Thank you for the real-world feedback!
It sounds like you’re running on substantial dedicated machines, and available memory isn’t a problem. In that case, there’s scant downside to inc gc.
Because it can let dead cycles go underclaimed for a longer time, they can pile up and increase max RAM use. That’s the downside to inc gc, which can kill programs dead in memory-constrained environments. So it would be interesting to know know how max RAM use in your app is affected.
Also interesting to know whether you have significant trash in cycles. The easiest quick way to check is to look at the return value from a gc.collect() call.
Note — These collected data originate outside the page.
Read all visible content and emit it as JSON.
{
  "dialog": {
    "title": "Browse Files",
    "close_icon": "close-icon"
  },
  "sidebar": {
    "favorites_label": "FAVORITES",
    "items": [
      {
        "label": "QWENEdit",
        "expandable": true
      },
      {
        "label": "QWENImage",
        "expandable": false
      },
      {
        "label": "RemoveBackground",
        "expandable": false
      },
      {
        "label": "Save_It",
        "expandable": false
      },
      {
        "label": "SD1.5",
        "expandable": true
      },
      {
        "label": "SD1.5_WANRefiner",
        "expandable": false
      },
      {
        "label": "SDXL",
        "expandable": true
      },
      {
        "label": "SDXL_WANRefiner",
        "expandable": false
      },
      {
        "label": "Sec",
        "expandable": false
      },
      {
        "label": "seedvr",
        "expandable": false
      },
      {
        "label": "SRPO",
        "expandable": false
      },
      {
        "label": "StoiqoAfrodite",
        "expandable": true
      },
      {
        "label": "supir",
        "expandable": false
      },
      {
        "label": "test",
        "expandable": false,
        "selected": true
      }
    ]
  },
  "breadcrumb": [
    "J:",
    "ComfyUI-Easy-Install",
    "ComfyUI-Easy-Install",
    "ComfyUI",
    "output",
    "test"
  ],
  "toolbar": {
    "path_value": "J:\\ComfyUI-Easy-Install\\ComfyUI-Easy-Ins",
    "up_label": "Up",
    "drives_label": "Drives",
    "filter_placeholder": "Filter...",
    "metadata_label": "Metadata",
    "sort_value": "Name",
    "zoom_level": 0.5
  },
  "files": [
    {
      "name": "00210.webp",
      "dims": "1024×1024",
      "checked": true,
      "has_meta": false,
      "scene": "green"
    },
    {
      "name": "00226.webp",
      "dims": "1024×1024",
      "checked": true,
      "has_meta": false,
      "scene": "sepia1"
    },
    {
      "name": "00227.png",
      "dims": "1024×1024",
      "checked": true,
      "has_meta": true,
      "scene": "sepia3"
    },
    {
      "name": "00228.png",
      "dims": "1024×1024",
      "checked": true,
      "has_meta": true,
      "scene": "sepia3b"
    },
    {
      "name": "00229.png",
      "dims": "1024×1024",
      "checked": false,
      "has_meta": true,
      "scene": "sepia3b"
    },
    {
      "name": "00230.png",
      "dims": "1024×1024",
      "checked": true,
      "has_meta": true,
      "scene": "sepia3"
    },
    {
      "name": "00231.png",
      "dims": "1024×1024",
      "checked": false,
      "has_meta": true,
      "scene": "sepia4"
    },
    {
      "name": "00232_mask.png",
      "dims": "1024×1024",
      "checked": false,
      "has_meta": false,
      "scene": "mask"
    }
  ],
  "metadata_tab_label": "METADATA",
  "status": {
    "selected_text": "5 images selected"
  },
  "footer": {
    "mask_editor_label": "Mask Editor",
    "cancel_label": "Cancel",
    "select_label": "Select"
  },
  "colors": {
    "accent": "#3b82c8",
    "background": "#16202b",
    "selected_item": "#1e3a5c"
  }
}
If it’s 0, running cyclic gc at all was a waste of time: it found nothing to collect.
A number of my own apps create no cycles. I start them with gc.disable(), and so spend no time in cyclic gc (inc gc or the old way). Some of these have run for months with max RAM staying steady,.
Best guess from your graphs is that you have few trash cycles, but no way to know from here. It’s not trash cycles that slow gc, but the total number of container objects (objects that point to other objects). They all have to be crawled over to detect whether cyclic trash exists. Traversing the entire object graph multiple times is expensive, and more so the more objects and edges in the object graph.
There’s a different topic for discussing ways inc gc could be improved:
Looks promising to me, but it’s too late to change what’s already reverted in 3.14, and the sense I get from the Powers that Be is that it’s also too late to make the gc method switchable for the upcoming 3.15.
The switch to inc gc was made to begin with in the absence of a PEP, or major battle testing, so “once bitten, twice shy” seems to apply.
None of which solves your current problems, alas. Best I can suggest is staying with 3.14.4 (the last version with inc gc) until a better approach is implemented.